Can you smear cooking oil on your face and body?
I was not kidding when I said I shop at the supermarket for my beauty needs. Like recently, I was itching to buy some interesting cooking oils I spotted at Finest; on the shelves were avocado oil, macademia oil, grapeseed oil, sunflower oil, sweet almond oil and rice bran oil. I’ve only used extra virgin olive oil at home but these other oils would make good skin oils. But the question is, can I use these food grade oils on my skin? I know some of you have the same question and I’ll attempt to answer this today.
Difference maybe subtle
Based on information I’ve read, the difference between food grade and cosmetic grade oil is very subtle and sometimes, the only difference is the production process. A vegetable oil that is intended for food processing will become a cosmetic grade material if used in a non-food processing facility because food processors must comply with food handling permits, as well as inspections by the local health department. I understand that some oils used in skin care products are refined a little further to remove the characteristic odor. Take argan oil for example:
There are two main types of argan oil – cosmetic and culinary. Cosmetic oil is made from the unroasted argan kernels; culinary argan oil is made from the roasted argan kernels. Roasting the kernels changes the scent of the oil and gives culinary argan oil a nutty scent and flavor. Apart from the scent, there isn’t much difference between the two types of argan oil, although it’s better to use the cosmetic argan oil for your skin (it can also be used on hair and nails too).

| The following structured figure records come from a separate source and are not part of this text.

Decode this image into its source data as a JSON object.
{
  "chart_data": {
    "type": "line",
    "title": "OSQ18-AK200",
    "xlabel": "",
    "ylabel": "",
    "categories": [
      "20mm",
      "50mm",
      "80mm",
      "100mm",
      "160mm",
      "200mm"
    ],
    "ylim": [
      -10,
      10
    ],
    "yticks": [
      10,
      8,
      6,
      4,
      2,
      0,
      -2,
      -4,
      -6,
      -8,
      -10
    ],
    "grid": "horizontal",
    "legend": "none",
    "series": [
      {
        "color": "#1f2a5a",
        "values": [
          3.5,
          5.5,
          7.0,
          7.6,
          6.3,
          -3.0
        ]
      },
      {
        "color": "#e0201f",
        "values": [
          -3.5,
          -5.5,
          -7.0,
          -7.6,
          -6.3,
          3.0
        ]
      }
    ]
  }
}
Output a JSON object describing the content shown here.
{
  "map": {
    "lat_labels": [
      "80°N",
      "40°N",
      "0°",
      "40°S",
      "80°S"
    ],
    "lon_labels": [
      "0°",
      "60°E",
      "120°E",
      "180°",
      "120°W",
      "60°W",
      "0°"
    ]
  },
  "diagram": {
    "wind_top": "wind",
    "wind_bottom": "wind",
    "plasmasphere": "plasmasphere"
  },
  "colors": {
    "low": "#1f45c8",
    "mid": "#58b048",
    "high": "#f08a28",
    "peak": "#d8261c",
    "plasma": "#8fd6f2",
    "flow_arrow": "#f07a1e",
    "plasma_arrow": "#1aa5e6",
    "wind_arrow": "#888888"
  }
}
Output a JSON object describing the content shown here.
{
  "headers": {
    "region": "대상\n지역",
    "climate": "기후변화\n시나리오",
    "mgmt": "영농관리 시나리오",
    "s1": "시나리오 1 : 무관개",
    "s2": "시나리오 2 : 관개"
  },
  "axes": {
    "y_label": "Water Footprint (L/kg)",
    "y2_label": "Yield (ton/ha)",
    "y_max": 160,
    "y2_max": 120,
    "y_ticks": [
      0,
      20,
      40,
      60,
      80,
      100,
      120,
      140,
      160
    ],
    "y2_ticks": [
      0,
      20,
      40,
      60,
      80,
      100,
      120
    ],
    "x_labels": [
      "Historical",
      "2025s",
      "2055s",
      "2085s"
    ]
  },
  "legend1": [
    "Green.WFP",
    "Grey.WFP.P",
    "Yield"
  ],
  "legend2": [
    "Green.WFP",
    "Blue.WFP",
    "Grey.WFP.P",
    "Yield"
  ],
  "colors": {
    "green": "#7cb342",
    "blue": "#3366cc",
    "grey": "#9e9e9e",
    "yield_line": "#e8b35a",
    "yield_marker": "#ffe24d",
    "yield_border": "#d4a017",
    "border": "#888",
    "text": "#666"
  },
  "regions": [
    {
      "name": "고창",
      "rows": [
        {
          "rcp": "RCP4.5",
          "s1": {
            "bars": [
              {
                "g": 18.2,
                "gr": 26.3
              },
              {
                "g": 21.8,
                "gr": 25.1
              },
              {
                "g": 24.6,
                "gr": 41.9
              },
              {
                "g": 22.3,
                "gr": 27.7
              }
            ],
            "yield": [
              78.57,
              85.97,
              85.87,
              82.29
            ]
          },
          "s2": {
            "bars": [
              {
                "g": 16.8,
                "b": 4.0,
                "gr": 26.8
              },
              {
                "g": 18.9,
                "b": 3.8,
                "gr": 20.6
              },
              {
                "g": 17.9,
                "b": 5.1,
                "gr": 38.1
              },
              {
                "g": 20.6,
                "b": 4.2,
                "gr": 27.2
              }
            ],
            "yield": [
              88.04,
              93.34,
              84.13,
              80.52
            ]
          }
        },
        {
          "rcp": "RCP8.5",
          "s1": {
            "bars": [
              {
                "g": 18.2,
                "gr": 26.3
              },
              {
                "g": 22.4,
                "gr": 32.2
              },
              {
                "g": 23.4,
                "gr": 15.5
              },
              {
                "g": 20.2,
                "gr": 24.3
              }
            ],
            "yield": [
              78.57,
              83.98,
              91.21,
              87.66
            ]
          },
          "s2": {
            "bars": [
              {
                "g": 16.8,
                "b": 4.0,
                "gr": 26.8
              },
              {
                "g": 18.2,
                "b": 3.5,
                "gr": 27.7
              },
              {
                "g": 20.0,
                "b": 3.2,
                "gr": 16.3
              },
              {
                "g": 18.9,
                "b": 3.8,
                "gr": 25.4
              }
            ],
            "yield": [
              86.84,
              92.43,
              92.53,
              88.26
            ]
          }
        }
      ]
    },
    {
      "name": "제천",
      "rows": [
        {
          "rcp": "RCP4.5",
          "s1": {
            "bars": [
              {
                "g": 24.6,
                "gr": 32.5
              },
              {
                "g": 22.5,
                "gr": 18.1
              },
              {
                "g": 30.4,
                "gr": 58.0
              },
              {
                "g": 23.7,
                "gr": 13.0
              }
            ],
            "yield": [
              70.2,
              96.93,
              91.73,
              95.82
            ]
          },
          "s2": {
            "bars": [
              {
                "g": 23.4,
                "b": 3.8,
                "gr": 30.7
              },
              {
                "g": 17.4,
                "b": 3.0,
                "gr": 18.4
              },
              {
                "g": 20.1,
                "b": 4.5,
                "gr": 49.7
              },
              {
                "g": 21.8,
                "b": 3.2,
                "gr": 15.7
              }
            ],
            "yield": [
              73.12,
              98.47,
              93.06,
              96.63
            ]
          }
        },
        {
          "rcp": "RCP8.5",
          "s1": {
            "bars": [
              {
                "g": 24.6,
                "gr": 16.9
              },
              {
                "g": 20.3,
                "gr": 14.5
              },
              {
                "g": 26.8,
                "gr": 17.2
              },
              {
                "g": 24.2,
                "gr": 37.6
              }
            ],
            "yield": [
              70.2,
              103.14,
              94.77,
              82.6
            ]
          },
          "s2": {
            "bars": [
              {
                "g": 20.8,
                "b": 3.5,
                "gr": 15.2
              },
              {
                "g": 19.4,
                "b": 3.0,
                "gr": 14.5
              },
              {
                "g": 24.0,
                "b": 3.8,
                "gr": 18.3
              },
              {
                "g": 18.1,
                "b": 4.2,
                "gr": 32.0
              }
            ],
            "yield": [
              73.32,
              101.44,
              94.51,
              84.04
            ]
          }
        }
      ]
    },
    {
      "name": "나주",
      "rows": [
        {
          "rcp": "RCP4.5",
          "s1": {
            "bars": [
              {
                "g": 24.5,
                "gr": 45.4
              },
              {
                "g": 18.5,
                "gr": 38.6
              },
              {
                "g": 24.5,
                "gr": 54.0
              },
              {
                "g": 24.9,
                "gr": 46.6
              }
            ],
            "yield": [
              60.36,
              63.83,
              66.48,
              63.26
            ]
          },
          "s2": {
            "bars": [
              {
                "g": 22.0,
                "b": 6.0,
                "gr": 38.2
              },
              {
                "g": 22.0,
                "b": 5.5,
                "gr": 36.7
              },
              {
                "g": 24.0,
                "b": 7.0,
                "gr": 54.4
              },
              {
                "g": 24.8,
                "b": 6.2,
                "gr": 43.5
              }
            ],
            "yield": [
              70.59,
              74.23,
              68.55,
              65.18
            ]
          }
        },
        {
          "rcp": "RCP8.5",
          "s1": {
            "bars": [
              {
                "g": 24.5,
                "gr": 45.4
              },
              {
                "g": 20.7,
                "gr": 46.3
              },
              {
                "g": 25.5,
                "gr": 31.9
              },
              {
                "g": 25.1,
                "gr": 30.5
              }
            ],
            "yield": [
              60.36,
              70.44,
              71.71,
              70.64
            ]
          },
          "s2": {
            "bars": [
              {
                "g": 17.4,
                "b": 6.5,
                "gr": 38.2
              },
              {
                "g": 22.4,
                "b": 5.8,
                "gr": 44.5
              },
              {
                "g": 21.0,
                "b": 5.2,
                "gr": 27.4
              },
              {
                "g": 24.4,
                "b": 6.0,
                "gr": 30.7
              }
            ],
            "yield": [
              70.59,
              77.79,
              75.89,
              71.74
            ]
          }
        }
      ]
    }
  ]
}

It appears that at the production of the cosmetic argan oil, the seeds are unroasted and the oil is hence, more concentrated. So you can say that cosmetic grade is better for our skin in this case. However, it may not be the case for other types of oils as I’ve learnt that in certain cases, the worst fruit is used to make oil for cosmetics.
Cooking and cosmetic application
But I believe that those culinary oil that are are marked as organic, cold or expeller pressed can be used on our skin as well. For example, it is said that “in addition to being a noteworthy cooking oil, cold pressed camellia oil is a nutritive cosmeceutical oil that is said to be the ancient beauty secret of the geishas. (source)
Cosmetic grade cannot be used for cooking
And obviously, while the difference between the two grades of oils maybe subtle, you can never use cosmetic grade oils for cooking. The reason is some cosmetic oils are stabilized with chemicals which could be harmful to consume. Even if they are 100% pure, I would not recommend as they are not produced according to requirements for food safety.
Personally, I’ve used pure extra virgin olive oil meant for cooking on my skin. Other than that, I’ve not tried using other types of cooking oil. I am still contemplating if I should get some of the interesting culinary oils for my body because they are obviously, cheaper than cosmetic grade oils. I think the question is more like – do I want to? Well, I am willing to use such culinary oils on my body but am less willing to try them on my face.
What is your experience?
What about you? Do you think it’s safe to use cooking oil on our skin? What’s your take and experience on that?